The GS2 was able to accurately record shapes, distance, motion and temperature changes indoors. It did have a more difficult time with shape as the object moved closer to the sensors in all 3 tested conditions.
Once something or somebody moved outside 6.5 feet, it disappeared from the display. This can make investigation in large open areas a bust. The GS2’s usefulness will depend on how you’ve setup your experiments. Static environments (those without much change in the environment) work best.
In my tests, an area like an office, bedroom or hallway seemed to do well. It recorded all the changes I through at it. I tossed dice to test motion and distance. There was ice and a hot pack added around the Boo Buddy to test its sensitivity temperature anomalies. It accurately measured the distance when I moved the Boo Buddy toward the gadget. No complaints in a static environment. Next, I flipped the switch to flash mode for faster motion detection and shaping objects, and it performed well. Although, the alert indicating an approaching object to the sensors wasn’t as fast as I thought it would be. That means, it would flash the color changes for direction a few seconds before a sound alert.
Once I moved into the Seattle Underground, with its large tunnels and dripping water from the ceiling, the GS2 had problems with motion detection and shapes: I think it was too much environmental feedback. Plus, it’s not made to measure up-and-down motion, which is a realistic situation. It got overwhelmed by the rapidly changing metrics.

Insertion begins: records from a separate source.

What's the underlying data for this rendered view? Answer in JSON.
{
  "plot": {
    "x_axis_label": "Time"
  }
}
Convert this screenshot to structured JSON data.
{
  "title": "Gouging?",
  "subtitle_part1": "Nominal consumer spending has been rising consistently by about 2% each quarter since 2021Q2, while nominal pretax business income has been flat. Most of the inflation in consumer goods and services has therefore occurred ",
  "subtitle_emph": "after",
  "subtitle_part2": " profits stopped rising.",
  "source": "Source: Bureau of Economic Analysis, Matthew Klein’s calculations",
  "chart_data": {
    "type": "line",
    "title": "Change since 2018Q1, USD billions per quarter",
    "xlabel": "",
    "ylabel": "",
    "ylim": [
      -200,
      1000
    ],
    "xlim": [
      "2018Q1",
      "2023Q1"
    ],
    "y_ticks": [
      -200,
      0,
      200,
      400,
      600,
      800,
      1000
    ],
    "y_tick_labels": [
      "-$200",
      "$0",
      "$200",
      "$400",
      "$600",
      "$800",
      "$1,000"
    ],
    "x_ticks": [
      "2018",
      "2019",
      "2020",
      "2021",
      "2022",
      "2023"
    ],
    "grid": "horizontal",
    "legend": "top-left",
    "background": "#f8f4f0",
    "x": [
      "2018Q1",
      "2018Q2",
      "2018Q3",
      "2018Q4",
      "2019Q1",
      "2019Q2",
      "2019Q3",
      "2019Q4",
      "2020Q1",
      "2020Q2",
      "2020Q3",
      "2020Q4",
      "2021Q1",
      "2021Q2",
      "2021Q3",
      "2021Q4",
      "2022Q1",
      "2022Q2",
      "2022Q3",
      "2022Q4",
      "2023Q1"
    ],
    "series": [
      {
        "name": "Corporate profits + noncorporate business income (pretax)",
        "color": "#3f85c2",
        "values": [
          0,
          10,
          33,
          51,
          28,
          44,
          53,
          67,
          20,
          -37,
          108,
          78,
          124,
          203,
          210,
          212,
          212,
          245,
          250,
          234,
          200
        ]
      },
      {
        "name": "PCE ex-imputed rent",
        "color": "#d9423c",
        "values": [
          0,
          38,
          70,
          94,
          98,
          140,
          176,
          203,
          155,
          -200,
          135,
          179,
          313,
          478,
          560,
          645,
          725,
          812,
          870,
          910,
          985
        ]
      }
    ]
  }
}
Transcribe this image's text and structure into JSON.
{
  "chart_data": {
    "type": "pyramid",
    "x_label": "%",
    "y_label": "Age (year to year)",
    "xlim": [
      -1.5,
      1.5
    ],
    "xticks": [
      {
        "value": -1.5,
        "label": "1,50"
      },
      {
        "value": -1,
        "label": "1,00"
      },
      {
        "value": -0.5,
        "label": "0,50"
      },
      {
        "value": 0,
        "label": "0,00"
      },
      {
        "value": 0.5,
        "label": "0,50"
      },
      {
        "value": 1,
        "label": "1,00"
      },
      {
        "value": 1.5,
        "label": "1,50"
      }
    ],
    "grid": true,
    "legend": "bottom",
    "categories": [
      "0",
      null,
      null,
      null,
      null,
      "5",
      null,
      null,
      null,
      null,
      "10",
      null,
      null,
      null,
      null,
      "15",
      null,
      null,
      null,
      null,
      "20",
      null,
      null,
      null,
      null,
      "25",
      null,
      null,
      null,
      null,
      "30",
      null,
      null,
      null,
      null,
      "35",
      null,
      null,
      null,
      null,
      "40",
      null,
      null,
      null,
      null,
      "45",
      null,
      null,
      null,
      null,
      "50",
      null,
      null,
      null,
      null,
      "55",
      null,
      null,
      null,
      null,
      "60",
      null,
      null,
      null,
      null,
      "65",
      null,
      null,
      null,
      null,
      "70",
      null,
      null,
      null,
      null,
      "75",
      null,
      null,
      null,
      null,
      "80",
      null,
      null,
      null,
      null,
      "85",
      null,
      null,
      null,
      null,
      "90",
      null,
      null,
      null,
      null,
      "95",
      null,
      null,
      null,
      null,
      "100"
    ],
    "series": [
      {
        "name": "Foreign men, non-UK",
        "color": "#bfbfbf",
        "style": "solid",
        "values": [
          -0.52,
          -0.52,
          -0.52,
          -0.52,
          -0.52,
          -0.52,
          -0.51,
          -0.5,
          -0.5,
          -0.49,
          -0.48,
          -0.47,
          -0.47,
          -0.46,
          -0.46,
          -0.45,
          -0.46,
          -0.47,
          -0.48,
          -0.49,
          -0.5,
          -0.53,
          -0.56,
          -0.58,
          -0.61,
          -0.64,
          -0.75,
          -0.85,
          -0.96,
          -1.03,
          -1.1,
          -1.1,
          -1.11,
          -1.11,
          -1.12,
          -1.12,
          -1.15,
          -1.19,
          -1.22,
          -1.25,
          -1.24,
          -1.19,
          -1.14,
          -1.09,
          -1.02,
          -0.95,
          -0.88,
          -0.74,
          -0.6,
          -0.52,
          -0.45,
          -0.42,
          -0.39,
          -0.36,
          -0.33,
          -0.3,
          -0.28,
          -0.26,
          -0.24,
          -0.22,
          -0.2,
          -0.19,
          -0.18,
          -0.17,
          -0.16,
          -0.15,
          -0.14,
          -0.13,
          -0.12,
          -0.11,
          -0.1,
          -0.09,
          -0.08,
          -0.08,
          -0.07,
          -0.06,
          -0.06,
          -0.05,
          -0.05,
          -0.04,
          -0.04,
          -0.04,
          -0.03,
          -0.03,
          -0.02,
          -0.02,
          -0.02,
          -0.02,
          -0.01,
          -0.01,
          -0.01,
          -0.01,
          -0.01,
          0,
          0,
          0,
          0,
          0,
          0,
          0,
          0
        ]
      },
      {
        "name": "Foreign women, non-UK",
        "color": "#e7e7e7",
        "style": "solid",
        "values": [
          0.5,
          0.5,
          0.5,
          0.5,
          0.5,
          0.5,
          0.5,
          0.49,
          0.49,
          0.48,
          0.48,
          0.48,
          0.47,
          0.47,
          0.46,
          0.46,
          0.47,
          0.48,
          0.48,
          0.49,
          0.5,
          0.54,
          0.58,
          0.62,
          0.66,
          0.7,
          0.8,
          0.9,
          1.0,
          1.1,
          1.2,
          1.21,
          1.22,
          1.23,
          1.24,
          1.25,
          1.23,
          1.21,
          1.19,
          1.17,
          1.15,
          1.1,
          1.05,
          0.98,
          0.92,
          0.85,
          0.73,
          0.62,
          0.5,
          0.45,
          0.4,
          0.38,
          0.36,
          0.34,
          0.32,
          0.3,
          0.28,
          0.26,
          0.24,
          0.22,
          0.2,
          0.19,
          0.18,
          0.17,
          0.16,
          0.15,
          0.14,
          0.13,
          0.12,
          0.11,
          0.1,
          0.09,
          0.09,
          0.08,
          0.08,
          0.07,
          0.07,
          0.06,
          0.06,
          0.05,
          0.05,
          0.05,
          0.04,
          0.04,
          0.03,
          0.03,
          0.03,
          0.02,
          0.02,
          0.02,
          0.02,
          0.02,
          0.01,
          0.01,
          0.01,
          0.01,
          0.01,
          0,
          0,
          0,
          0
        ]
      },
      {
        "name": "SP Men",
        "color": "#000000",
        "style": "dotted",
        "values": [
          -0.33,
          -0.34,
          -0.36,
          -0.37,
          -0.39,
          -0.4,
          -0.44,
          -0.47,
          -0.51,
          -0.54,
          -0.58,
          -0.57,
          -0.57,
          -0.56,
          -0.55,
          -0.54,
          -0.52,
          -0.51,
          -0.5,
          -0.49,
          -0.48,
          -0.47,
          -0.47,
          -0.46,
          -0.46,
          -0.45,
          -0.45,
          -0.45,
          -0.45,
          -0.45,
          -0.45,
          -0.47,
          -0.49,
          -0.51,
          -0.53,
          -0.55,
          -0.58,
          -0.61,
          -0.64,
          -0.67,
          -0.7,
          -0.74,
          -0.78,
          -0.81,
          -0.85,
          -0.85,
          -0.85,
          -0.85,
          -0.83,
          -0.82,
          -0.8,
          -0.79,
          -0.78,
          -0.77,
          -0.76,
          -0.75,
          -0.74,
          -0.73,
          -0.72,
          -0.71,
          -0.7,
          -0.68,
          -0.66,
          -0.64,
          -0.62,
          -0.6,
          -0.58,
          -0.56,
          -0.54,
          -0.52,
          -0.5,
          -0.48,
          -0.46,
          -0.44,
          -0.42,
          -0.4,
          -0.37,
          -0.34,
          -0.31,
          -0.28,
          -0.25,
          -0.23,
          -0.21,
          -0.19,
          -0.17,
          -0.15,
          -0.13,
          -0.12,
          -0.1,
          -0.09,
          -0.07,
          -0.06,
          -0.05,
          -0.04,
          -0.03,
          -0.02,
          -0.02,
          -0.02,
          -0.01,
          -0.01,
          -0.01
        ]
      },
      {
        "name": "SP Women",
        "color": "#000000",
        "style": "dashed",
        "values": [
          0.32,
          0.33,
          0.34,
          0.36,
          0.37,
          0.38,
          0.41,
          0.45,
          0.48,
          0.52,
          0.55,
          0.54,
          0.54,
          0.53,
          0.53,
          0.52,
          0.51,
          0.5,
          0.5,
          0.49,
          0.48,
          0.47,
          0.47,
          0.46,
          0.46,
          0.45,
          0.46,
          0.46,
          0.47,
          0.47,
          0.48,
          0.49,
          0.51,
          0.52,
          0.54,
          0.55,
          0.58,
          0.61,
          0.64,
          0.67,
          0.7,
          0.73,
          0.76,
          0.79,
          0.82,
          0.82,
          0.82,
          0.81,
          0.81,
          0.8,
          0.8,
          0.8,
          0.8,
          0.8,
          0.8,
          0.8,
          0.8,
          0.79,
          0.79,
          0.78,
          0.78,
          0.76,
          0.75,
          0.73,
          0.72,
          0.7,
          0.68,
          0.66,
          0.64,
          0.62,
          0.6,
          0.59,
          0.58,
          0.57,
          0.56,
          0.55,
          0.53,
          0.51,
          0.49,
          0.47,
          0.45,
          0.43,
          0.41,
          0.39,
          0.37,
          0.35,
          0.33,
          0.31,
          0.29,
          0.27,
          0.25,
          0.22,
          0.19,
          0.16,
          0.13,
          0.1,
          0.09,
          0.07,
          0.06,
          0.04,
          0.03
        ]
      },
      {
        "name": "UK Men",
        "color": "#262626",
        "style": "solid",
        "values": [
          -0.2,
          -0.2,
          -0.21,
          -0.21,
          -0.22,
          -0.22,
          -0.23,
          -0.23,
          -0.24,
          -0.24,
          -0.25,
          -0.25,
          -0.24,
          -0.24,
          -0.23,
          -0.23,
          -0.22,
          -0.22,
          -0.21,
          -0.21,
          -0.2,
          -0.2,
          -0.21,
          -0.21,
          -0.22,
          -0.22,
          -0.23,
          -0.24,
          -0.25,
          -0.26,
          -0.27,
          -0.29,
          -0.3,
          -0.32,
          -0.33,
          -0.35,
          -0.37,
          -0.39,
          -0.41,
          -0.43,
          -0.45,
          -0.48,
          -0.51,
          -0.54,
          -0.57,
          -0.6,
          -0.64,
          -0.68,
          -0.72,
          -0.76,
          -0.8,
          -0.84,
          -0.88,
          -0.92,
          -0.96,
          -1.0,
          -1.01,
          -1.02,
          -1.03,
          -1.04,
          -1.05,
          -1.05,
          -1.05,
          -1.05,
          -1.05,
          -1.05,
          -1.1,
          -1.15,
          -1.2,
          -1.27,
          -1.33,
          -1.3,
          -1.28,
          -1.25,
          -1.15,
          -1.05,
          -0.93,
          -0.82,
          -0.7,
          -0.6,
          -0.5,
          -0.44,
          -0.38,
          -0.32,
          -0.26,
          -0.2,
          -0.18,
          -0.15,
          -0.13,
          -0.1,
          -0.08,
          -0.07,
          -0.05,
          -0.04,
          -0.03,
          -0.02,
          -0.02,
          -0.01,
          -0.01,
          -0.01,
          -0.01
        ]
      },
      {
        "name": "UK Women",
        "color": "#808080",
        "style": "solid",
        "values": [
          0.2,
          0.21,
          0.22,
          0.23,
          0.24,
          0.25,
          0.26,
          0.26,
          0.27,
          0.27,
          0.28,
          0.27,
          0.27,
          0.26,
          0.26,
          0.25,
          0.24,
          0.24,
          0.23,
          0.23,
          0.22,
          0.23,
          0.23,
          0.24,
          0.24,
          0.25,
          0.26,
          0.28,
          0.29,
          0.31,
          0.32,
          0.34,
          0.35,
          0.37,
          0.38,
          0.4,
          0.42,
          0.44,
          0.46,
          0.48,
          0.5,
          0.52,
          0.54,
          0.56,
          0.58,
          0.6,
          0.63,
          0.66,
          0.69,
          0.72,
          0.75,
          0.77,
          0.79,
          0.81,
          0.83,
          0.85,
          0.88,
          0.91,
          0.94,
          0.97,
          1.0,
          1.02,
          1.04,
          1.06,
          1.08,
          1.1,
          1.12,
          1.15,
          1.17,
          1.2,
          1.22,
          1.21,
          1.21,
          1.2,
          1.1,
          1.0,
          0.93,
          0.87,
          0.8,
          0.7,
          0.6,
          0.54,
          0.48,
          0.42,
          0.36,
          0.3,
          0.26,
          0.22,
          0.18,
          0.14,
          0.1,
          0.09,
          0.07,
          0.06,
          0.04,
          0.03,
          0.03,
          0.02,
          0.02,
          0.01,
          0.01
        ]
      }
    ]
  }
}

Outside, it was just a bust all around. I don’t think it was able to get a baseline with all the rain, wind and moving bits in the backyard.
One last thing that bothered me: The distance alert is dependent on the object crossing the main laser in the middle of the grid. Not everything will cross it in the field. I’d ask GhostStop to expand the distance mapping field in future versions.
There are a few limits to the GS2:
- The sensors can’t measure anything more that 6.5 feet away from the sensors
- The grid washes out under infrared light
- Objects within 30-inches of the sensors tend to block the shape display
- You can’t use the gadget outside whatsoever: It’s so sensitive, any gust of wind, moisture, bug and more will have this thing go bonkers
- It can’t record the data it collects, so you have to point a camera at it
Ghostly Activities’ Recommendation For The GS2 Laser Grid System
I recommend the gadget for ghost-hunting teams with the funds to buy it. No other gadget has the motion, direction and shaping sensors in one unit. But it’s expensive and you can cobble the features together with other gadgets. It would be a great complement to the EDI+. Additionally, it’s hard to beat the GS2 for real-time feedback, especially in flash mode.
You can buy the GS2 laser grid system from GhostStop directly. It sells for around $290 at the time of this review.
Note: Jake bought the gadget with his own money, so there’s no expectation of a good review by the manufacturer.